About a month after seeing James Mangold’s wonderful and moving “Logan” I was scrolling through the Netflix queue and stumbled upon a film that shares the same ethos; to project fantastical superhuman abilities through a very human lens. “Midnight Special,” written and directed by Jeff Nichols, is a movie about a family on the run. Roy (Michael Shannon) has enlisted the assistance his friend Lucas (Joel Edgerton) to bust him and his family out of a cult existence built around his son Alton (Jaeden Lieberher). Pursued by agents from the church, desperate to get their hands on their ’saviour’; government agents like Sevier (Adam Driver) who’ve picked up peculiar information that Alton has ‘impossibly’ relayed to the cult; and his son’s growing powers threatening to drain and extinguish his life.
“Midnight Special” is contemporary and tangible. America is in a state of yearning and desperation that’s exemplified by the vast disconnect between political spheres. Religious groups, particularly those that claim to have answers, have a strange lure. Shannon’s Roy though has this aura and intensity that seems to sniff out exploitation under the veil of deliverance. He bursts into the film, liberating his son from the role within the cult at any cost. While he doesn’t fully understand what’s happening to his son, he won’t compromise that it should be anyone else’s responsibility. Nichols builds the story around their flight, Roy and Lucas are already on the road with Alton and we’re gleaning information as their opposing forces are in pursuit.
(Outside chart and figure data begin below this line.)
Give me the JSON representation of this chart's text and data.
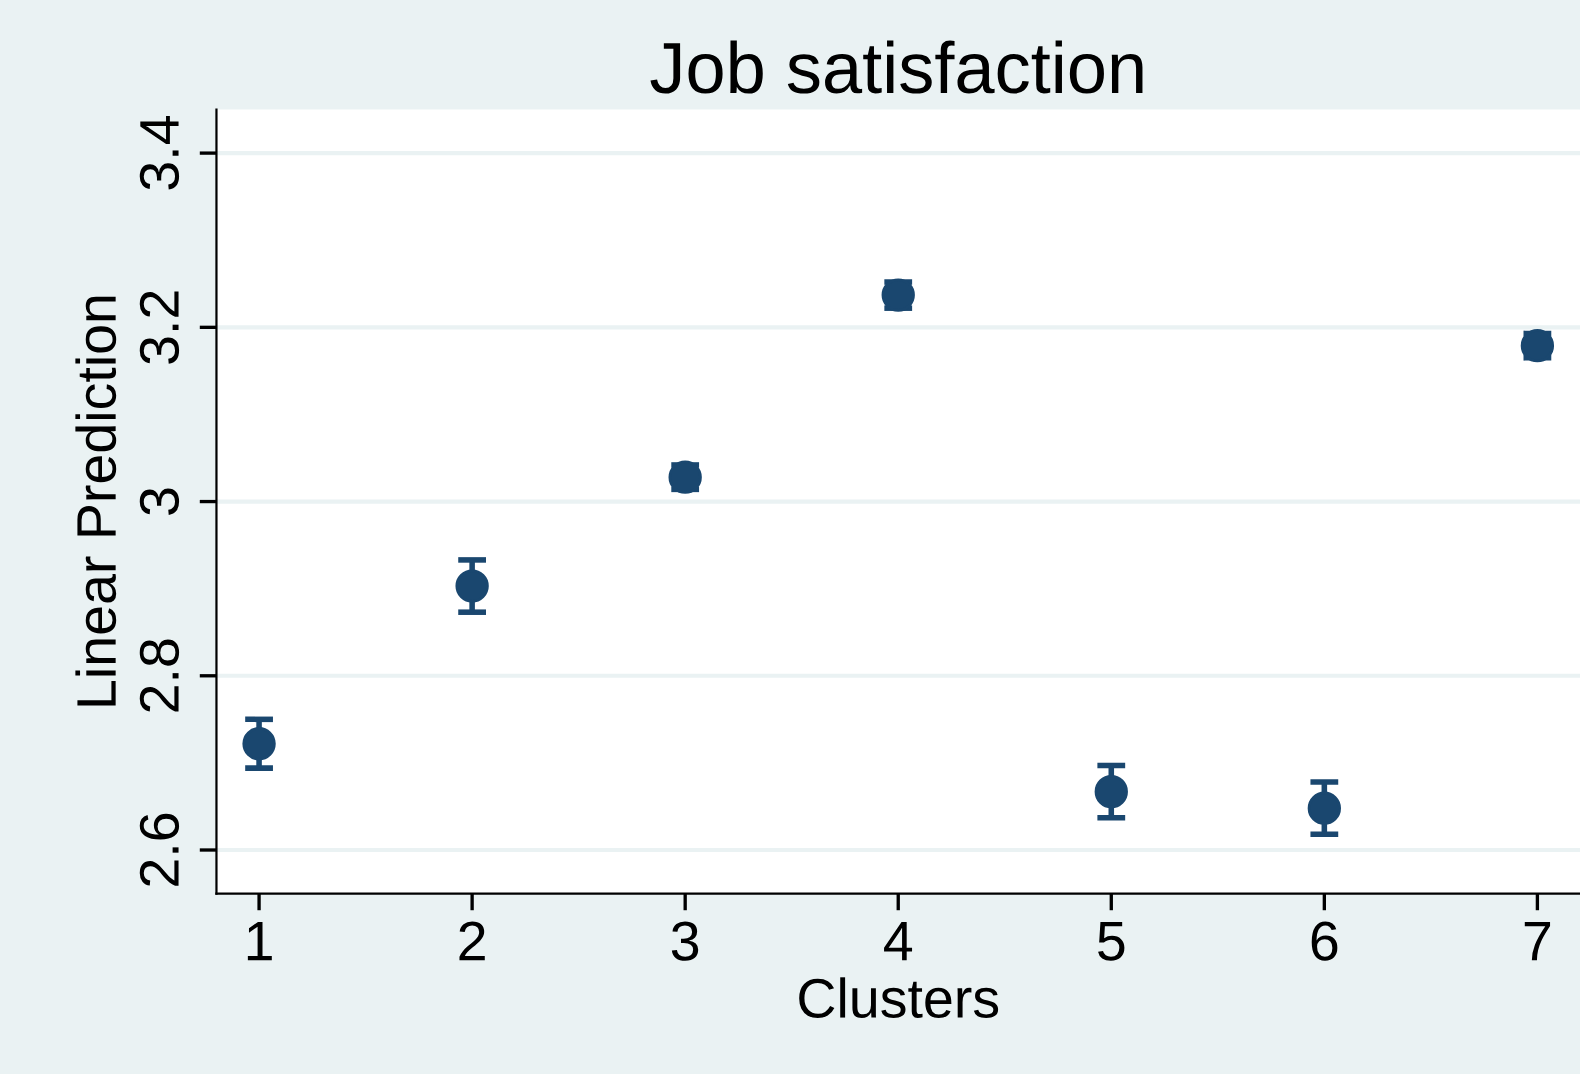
{
  "chart_data": {
    "type": "scatter",
    "title": "Job satisfaction",
    "xlabel": "Clusters",
    "ylabel": "Linear Prediction",
    "x": [
      1,
      2,
      3,
      4,
      5,
      6,
      7
    ],
    "series": [
      {
        "color": "#1a476f",
        "values": [
          2.722,
          2.903,
          3.028,
          3.237,
          2.667,
          2.648,
          3.179
        ],
        "errors": [
          0.028,
          0.03,
          0.014,
          0.015,
          0.03,
          0.03,
          0.014
        ]
      }
    ],
    "xlim": [
      0.8,
      7.2
    ],
    "ylim": [
      2.55,
      3.45
    ],
    "xticks": [
      1,
      2,
      3,
      4,
      5,
      6,
      7
    ],
    "yticks": [
      2.6,
      2.8,
      3,
      3.2,
      3.4
    ],
    "grid": "y",
    "legend": false,
    "marker": "circle"
  }
}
Alton (Lieberher) is essentially a mutant in “Midnight Special.” While spandex infected definitions of that word may wrestle with your association, he’s touched with the ability to communicate with inter-dimensional beings. His power is literally luminescent, struggling to be contained. The exertion depletes the young man’s gentle frame. Shannon’s Roy on the other hand is imposing, with an outward intensity. Roy’s interactions with Alton reveal warmth and tenderness for the burden of his child. Nichols casting makes his job easier as a performance director as his principal cast Shannon and Lieberher compliment one and other perfectly. Kirsten Dunst’s Sarah is Alton’s mother and we see her fragility and softness has mixed with Roy’s blunt instrument to create this delicate but determined man.
Nichols (now frequent) collaborator Edgerton delivers a great supporting performance as Lucas. While he’s clearly disturbed with the lengths and the composure of Roy as they break a myriad of laws and get themselves into an increasingly hair raising situations he commits to continue despite having to act in ways that are morally troubling. Adam Driver’s Sevier is the sceptic of the film. Inquisitive and probing at how it’s at all possible that this young man snatched government information like a leaf on a breeze. Driver’s Sevier is amused with the members of the cult deifying professorial information that makes him think their saviour is more Snowden than Jesus.
Nichols and cinematographer Adam Stone chart the film’s symbolic journey from darkness to the light. The opening of the film heightens the novelty of Alton’s physical power, radiating and brightening up dark places. As the film progresses though to its climax, the breadth is brought to us in all its magnificence. Stone and Editor Julie Monroe balance Nichols’ epic vision with experiential perspectives so effectively. David Wingo’s score is a kind of organic and synthetic landscape, enriching what we’re viewing in every way.
“Logan” and “Midnight Special” have token, list making similarities such as: they’re road films, with power child mutants seeking escape from authorities and other shady forces. What makes them perfect companions is their emotional architecture. Their leading characters have an impulse to protect but they tackle it in such different ways. For Roy, protective paternal instinct cuts-through the exploitative impulses of the cultists (played tremendously by Bill Camp, Scott Haze and Sam Shepard) and the government agencies that he knows would want to confiscate his son once they realised his power. Logan (Hugh Jackman) has spent decades suppressing the very instincts that have made him a hero. When Laura arrives, his genetic clone, full of his raw ferocity and with a nudge from his fragile father figure Charles (Patrick Stewart) by his side he surrenders to his impulse. Roy is willing to do everything in his power to protect Alton; Logan knows all too well what can happen if he unleashes his power to get Laura to her destination.
In both modest rides, on roads to safety and salvation there’s earth shattering power; not only in the realm of the characters but in the character’s resonance.